Je suis une fervente partisane de la formation continue et j’étais heureuse de voir figurer, dans l’article constitutionnel sur la formation, une disposition qui ancre ce type de formation dans la constitution fédérale.
Il faut maintenant faire la loi d’application. Le parlement s’en occupe. Il s’en occupe si bien que certains de ses membres – démocrates-chrétiens, socialistes et verts pour la plupart – comptent bien doter la Confédération de pouvoirs étendus, dans un domaine un peu inattendu : celui de la formation des parents. Ils ont déposé une motion dans ce sens, apparemment, le Conseil national et le Conseil des Etats sont enclins, dans leur majorité à entrer en matière.

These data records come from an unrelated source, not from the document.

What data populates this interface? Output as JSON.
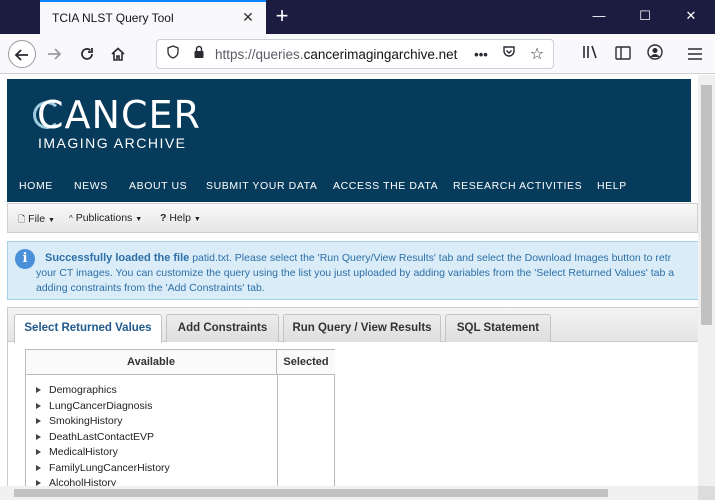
{
  "browser": {
    "tab_title": "TCIA NLST Query Tool",
    "tab_close": "✕",
    "new_tab": "+",
    "url_prefix": "https://queries.",
    "url_domain": "cancerimagingarchive.net",
    "window_buttons": [
      "—",
      "☐",
      "✕"
    ]
  },
  "site": {
    "logo_main": "CANCER",
    "logo_sub": "IMAGING ARCHIVE",
    "nav": [
      "HOME",
      "NEWS",
      "ABOUT US",
      "SUBMIT YOUR DATA",
      "ACCESS THE DATA",
      "RESEARCH ACTIVITIES",
      "HELP"
    ]
  },
  "menubar": {
    "file": "File",
    "publications": "Publications",
    "help": "Help"
  },
  "message": {
    "strong": "Successfully loaded the file",
    "line1": " patid.txt. Please select the 'Run Query/View Results' tab and select the Download Images button to retr",
    "line2": "your CT images. You can customize the query using the list you just uploaded by adding variables from the 'Select Returned Values' tab a",
    "line3": "adding constraints from the 'Add Constraints' tab."
  },
  "query_tabs": [
    "Select Returned Values",
    "Add Constraints",
    "Run Query / View Results",
    "SQL Statement"
  ],
  "table": {
    "available_header": "Available",
    "selected_header": "Selected",
    "items": [
      "Demographics",
      "LungCancerDiagnosis",
      "SmokingHistory",
      "DeathLastContactEVP",
      "MedicalHistory",
      "FamilyLungCancerHistory",
      "AlcoholHistory"
    ]
  },
  "colors": {
    "banner": "#073b5c",
    "titlebar": "#1c1b40",
    "message_bg": "#d9ecf7",
    "message_text": "#2d6fa8",
    "active_tab_text": "#215a8d"
  }
}
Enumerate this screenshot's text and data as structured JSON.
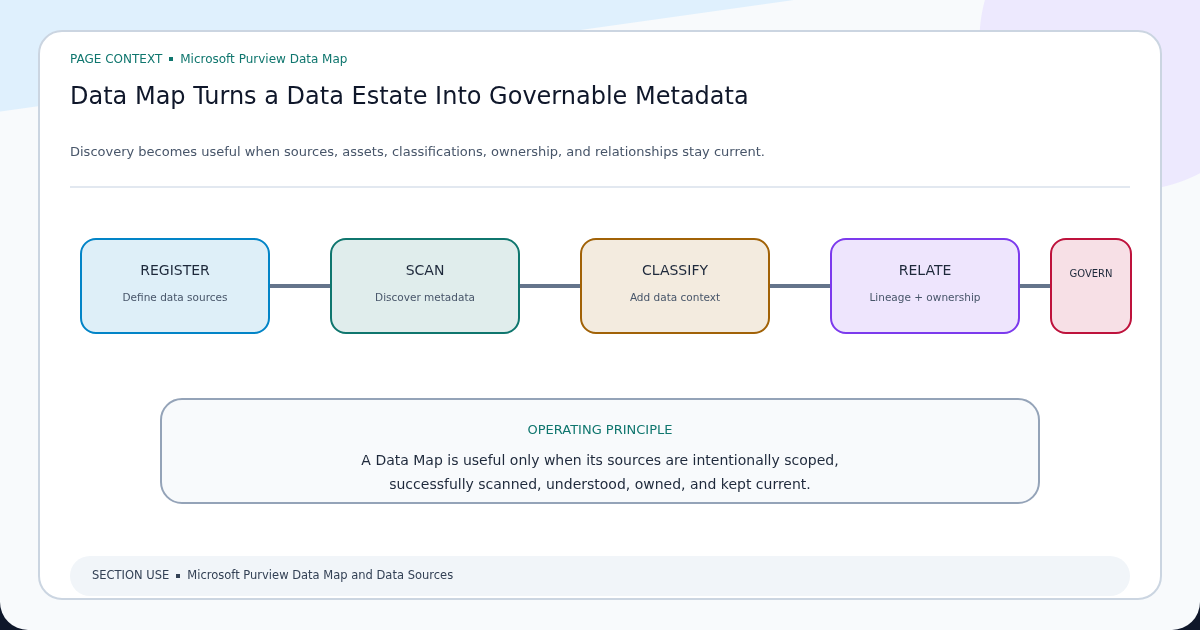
{
  "header": {
    "eyebrow_label": "PAGE CONTEXT",
    "eyebrow_value": "Microsoft Purview Data Map",
    "title": "Data Map Turns a Data Estate Into Governable Metadata",
    "subtitle": "Discovery becomes useful when sources, assets, classifications, ownership, and relationships stay current."
  },
  "steps": [
    {
      "title": "REGISTER",
      "caption": "Define data sources",
      "color": "#0284c7",
      "kind": "full"
    },
    {
      "title": "SCAN",
      "caption": "Discover metadata",
      "color": "#0f766e",
      "kind": "full"
    },
    {
      "title": "CLASSIFY",
      "caption": "Add data context",
      "color": "#a16207",
      "kind": "full"
    },
    {
      "title": "RELATE",
      "caption": "Lineage + ownership",
      "color": "#7c3aed",
      "kind": "full"
    },
    {
      "title": "GOVERN",
      "color": "#be123c",
      "kind": "compact"
    }
  ],
  "principle": {
    "label": "OPERATING PRINCIPLE",
    "lines": [
      "A Data Map is useful only when its sources are intentionally scoped,",
      "successfully scanned, understood, owned, and kept current."
    ]
  },
  "footer": {
    "label": "SECTION USE",
    "value": "Microsoft Purview Data Map and Data Sources"
  }
}
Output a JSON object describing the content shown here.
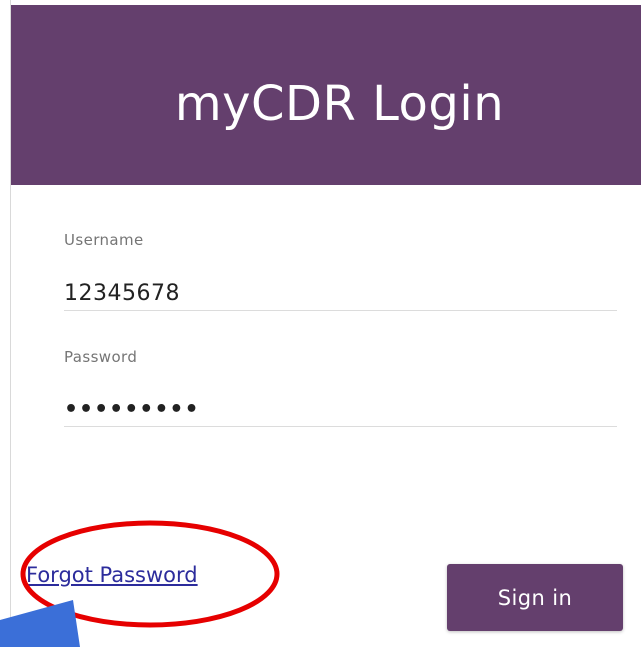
{
  "header": {
    "title": "myCDR Login"
  },
  "form": {
    "username_label": "Username",
    "username_value": "12345678",
    "password_label": "Password",
    "password_value": "•••••••••"
  },
  "actions": {
    "forgot_password_label": "Forgot Password",
    "sign_in_label": "Sign in"
  },
  "colors": {
    "brand": "#643f6d",
    "link": "#2c2c9c",
    "highlight": "#e60000",
    "pointer": "#3b6fd8"
  }
}
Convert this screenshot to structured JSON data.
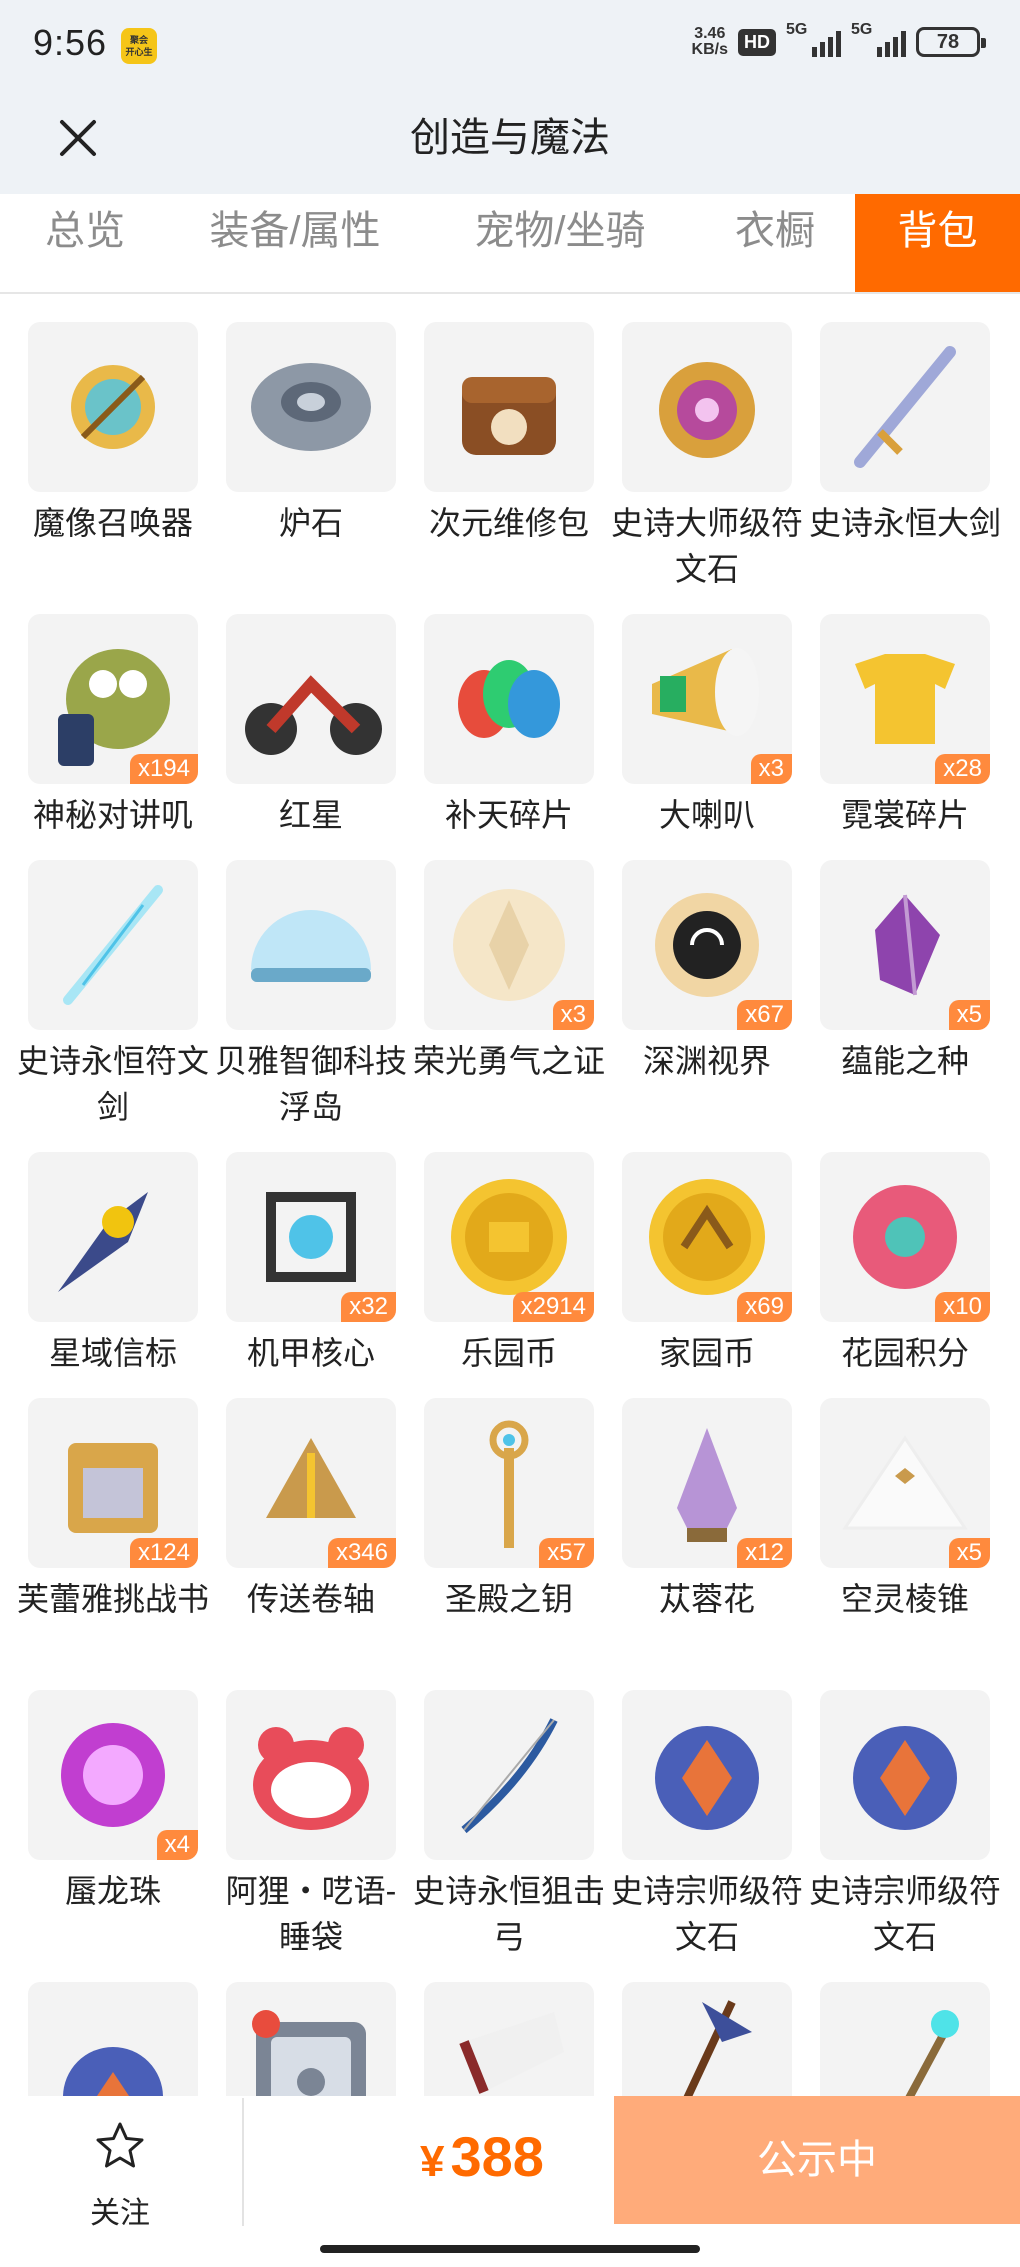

Quelle mouche pique tous ces beaux esprits ? Certes, nous vivons dans une société où le rôle des parents fait débat. Non pas qu’il ait fondamentalement changé mais parce que l’autorité parentale n’est pas toujours assumée, ou très imparfaitement parfois. L’école se retrouve en première ligne pour faire ce que les parents ne font pas, l’éducation de base des enfants.
On peut et on doit déplorer cela. Il s’agit de rappeler où se situe la responsabilité, quitte à amender les parents déficients dans des circonstances précises. Mais de là à imaginer que la Confédération doive édicter des dispositions qui prévoient le financement de la formation des parents, il y a un pas que je me refuse à franchir.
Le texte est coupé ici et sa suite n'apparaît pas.